7. The original dead beat (metaphorical) dad:
After eagerly creating him from sewn-together corpses, Dr. Victor Frankenstein, doesn’t take responsibility for what is for all intents and purposes, his son, the nameless monster. He washes his hands of him and buggers off, leaving his initially innocent creation to fend for himself and learn all the wrong lessons.
8. The physically abusive father:
Hilary Mantel chooses to open her evocative Wolf Hall not with any brutal lessons in statecraft from an all-powerful king, but with her young hero being kicked in the head by his brutish father Walter. No wonder Thomas Cromwell grows into Henry VIII’s consigliere and a student of unrestrained power.

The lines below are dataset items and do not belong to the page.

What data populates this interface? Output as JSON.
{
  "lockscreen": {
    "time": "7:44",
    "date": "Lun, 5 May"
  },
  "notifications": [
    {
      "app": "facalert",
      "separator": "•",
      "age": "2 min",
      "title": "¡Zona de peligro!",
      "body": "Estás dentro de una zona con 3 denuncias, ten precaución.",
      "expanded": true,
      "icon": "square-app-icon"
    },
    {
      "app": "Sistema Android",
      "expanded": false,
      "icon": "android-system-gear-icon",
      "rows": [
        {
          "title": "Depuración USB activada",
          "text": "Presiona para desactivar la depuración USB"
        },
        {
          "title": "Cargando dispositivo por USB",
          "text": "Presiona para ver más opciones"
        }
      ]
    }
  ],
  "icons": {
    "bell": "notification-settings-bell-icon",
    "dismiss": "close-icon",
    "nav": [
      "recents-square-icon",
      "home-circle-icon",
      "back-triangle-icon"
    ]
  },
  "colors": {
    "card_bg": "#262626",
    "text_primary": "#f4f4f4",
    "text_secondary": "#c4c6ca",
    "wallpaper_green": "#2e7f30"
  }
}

9. The father who can’t help himself:
Despite our best intentions to do better, we all repeat some of the mistakes of our parents. The universal dad in Philip Larkin’s “This Be The Verse”, albeit along with the mum, can’t help but mess you up, but in Larkin’s far more blunt and Anglo Saxon language…
10. The neglectful father:
Darth Vader puts work above his family for so long he nearly forgets who he is. This being Hollywood and not a book, he sees the error of his ways and saves his children before he runs out of time.
Having a bad father is tough in fiction. Many of the sons of the fathers noted above pay a steep price for their dad’s bad behaviour or influence.
Happy Father’s Day and happy reading!